Well, I’m at work again blogging, don’t tell…shhhh.
So tonight, tonight, I am going out. Going to some swanky lil hip bar in a part of NYC that I ALWAYS get lost wandering around in (if the streets ain’t numbered i figure in to my travel time a good extra 20 minute “i’m lost” time). I want to go, it’s a nice little going away drinks thing for a lovely gal who is making big changes in her life, I say GO YOU! Women have to take control of their lives and not let the rammifications of a man-went-wrong situation push them, pile drive them into the ground of their lives. There is just too much of that around me. Anyway…whoops…that was a mini rant…I know it ALL isn’t like that…but I’ve seen alot, experienced it personally (10yrs worth) and in the end, when all you want to do is curl up in a ball and die, it’s time to change your life. New life. New love. New day.
SO…where was I…oh yes! So i’m going out tonight. And with me, as with everything, it’s never as simple as it should be. People go out. That’s what they do. They get all gussy’d up an put on their best, practice their smile and off they go into the nyc wilderness. Me? ME? Hellllllll to the no…for me it’s an all day preparation. It’s game day. It’s stretching, and doing sprints, and getting my head in the “game”. The game that is going out.
You see…
I really, REALLY do not like to go out.

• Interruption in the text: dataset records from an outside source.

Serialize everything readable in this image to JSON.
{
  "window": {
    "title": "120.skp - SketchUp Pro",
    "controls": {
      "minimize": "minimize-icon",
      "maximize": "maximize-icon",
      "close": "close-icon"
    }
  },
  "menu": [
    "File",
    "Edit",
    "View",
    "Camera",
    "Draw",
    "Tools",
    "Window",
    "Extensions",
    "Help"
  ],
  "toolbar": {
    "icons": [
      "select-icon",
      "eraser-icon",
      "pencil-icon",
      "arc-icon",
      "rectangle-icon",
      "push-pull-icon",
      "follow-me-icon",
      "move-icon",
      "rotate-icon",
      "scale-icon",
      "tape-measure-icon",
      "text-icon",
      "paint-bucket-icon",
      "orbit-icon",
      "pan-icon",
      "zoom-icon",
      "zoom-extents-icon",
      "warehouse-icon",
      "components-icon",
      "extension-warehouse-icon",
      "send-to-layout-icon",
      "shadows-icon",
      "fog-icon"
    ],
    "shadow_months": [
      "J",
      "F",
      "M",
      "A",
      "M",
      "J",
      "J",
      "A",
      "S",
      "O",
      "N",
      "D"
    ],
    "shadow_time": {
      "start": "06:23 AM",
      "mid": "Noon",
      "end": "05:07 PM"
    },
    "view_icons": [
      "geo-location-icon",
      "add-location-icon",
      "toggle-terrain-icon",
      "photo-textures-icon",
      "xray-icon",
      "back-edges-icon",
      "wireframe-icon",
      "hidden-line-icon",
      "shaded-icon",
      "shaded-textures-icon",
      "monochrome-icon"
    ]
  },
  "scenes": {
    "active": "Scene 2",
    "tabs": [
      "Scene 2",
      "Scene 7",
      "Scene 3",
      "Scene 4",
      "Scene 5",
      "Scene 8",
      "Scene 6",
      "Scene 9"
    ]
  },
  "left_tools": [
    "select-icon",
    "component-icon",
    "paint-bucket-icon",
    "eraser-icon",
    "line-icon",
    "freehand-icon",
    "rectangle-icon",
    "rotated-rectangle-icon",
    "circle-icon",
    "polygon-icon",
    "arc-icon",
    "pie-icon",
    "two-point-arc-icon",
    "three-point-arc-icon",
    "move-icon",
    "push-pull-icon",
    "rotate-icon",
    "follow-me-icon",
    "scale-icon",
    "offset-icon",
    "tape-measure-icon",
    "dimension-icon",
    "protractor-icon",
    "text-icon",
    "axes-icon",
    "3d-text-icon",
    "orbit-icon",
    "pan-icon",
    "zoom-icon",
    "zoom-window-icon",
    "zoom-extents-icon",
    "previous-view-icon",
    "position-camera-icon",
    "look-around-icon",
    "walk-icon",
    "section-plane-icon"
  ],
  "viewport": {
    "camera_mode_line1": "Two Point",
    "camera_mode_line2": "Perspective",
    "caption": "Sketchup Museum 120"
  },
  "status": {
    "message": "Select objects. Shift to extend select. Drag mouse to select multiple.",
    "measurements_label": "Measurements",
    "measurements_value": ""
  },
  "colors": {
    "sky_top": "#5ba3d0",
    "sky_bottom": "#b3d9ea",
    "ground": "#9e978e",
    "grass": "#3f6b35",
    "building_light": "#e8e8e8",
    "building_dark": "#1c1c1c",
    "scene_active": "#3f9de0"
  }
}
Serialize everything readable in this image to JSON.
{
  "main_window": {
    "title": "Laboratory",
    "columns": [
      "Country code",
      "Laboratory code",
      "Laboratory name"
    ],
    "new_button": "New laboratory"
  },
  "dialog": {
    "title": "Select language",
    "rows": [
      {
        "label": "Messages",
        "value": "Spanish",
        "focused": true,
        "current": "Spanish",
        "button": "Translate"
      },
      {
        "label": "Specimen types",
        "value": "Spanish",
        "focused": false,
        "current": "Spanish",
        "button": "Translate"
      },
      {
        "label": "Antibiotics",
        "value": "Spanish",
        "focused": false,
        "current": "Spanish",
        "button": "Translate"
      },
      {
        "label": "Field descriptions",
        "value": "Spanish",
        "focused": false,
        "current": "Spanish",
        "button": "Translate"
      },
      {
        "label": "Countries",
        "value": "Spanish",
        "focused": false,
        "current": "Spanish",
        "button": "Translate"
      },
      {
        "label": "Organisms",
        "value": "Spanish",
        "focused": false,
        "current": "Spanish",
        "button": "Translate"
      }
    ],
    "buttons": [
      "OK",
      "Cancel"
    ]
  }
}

And I KNOW on this blog numerous times it will say “ooooohhh i’m goin’ out…woohoo”. But you know what? I do it because there are two sides to my personality. My intention is always honest. “oh yes, i’ll go, oh yes, absolutely” and then the day appears and i’m like “awww shit, i gotta go out”. But most of the time once I’m there, and there’s a drink in me, I’m more than fine. My light goes on, my smile is automatic and all is well in the “i went out tonight” world. But I can feel in myself the dread for tonight. I don’t get to do my full day preparations, I don’t get to rock out to Maroon 5 or Iceberg Radio while I paint my face, lace my dress. NOPE. Tonight I have to swing by school right after work, pick-up an assignment and then…brace yourself…CHANGE IN THE LADIES ROOM. Now I ask you, how psyched up can i get changing in a college’s ladies room? Not very. But alas, I will try. I’ve got all my crap with me, and I’m gonna give it the old team effort.
Why it’s like this for me I’ve no idea. But I’ve always viewed going out to a party as some sort of marathon or sporting event. My ultimate goal sort of becomes…well…to just make it through the night without an injury.
My most favorite part going out?
Getting home and being proud that I atleast entered the match, ran the marathon, joined the team.
I’m trying to learn No Man is An Island.